I'd pay for repairs/purchase something I was using and contributing to the wear or tear on within reason, i.e. such as a new appliance. If you were about to put the house on the market to move somewhere together and doing things like painting and decorating or carpets etc in order to sell, I'd contribute to that too.
Big kitchen renovation to a house I didn't own? Nope.
Did you ask him why he doesn't want to move now, if you're planning on moving in together in the future anyway? If you for example said, let's get this place smartened up so we can buy a new and bigger place now and get the kitchen we want in the new place I'd be curious how he responded. If it's no, it's got to be here because of location xyz, tell him great, let's take steps to get me on the deeds now etc, we'll upgrade here and then see how we feel later. You'd basically be buying into his place. I can understand he might want so contribution to that, allowing however for what you've paid in rent. You need to think of a sensible number.

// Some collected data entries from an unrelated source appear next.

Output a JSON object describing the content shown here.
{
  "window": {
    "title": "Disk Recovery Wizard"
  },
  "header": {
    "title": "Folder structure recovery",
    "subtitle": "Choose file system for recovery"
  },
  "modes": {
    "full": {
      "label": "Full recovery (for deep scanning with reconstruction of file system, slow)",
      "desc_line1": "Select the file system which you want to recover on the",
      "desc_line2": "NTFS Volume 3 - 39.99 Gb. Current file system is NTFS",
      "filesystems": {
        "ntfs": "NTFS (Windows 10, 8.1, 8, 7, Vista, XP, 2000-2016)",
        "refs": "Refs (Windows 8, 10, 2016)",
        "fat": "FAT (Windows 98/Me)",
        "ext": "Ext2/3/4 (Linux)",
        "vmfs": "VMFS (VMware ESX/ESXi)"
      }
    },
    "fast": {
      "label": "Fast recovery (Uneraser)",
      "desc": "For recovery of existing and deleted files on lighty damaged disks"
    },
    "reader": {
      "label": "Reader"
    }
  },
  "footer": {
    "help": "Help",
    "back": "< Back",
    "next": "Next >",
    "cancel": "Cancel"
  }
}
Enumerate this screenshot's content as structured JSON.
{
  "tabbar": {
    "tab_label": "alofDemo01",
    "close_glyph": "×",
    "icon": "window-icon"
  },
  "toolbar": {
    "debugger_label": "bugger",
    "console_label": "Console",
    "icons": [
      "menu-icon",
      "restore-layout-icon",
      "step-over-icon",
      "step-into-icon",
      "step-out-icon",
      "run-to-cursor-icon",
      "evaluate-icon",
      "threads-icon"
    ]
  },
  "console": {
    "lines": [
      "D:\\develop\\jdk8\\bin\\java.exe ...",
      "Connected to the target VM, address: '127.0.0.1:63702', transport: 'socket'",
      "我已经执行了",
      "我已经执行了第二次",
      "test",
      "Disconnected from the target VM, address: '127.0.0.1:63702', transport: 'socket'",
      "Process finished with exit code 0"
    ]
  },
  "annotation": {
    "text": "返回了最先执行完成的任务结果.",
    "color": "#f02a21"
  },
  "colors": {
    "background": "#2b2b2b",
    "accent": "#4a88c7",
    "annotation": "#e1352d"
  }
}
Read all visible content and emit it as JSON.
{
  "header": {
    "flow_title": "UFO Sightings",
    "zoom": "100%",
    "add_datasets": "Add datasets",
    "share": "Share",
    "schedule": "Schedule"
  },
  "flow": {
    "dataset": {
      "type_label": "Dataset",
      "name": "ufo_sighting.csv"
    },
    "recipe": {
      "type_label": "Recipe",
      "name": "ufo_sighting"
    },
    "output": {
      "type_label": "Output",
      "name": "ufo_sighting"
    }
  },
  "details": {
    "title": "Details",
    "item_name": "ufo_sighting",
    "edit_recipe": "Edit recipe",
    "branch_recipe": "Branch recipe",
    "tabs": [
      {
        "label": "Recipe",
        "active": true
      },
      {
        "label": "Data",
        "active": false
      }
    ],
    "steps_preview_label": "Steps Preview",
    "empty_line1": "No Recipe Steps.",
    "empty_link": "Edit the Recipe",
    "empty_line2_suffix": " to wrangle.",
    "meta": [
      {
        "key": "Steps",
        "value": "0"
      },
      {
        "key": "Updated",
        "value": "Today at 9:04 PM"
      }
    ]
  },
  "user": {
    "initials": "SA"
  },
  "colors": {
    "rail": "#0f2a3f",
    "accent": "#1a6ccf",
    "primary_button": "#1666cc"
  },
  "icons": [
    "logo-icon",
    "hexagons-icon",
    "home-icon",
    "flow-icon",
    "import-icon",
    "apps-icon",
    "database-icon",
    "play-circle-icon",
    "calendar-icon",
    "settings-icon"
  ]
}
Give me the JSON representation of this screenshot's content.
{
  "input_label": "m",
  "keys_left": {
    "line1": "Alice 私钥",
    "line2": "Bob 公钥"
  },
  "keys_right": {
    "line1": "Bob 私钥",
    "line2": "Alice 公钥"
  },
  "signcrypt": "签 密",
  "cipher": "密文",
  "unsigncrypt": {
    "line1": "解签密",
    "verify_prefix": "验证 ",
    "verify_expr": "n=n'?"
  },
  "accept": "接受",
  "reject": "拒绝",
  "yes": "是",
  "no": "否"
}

This is not a cheeky request and does not make you a tightwad.
If his reaction is totally negative I would assume whatever plans he's mentioned re moving/buying a place with you are at least three to five years away. Is that your timescale? And this is a somewhat generous assumption; he could not be sure he sees a future with you and feels since you're living there it's fair to ask because you 'benefit' from using the house. It shouldn't work like that, a new kitchen is a huge investment.
Also this from @Ileflottante If you’re worried he’ll break up with you for not pouring your own money into his house, then all the more reason not to.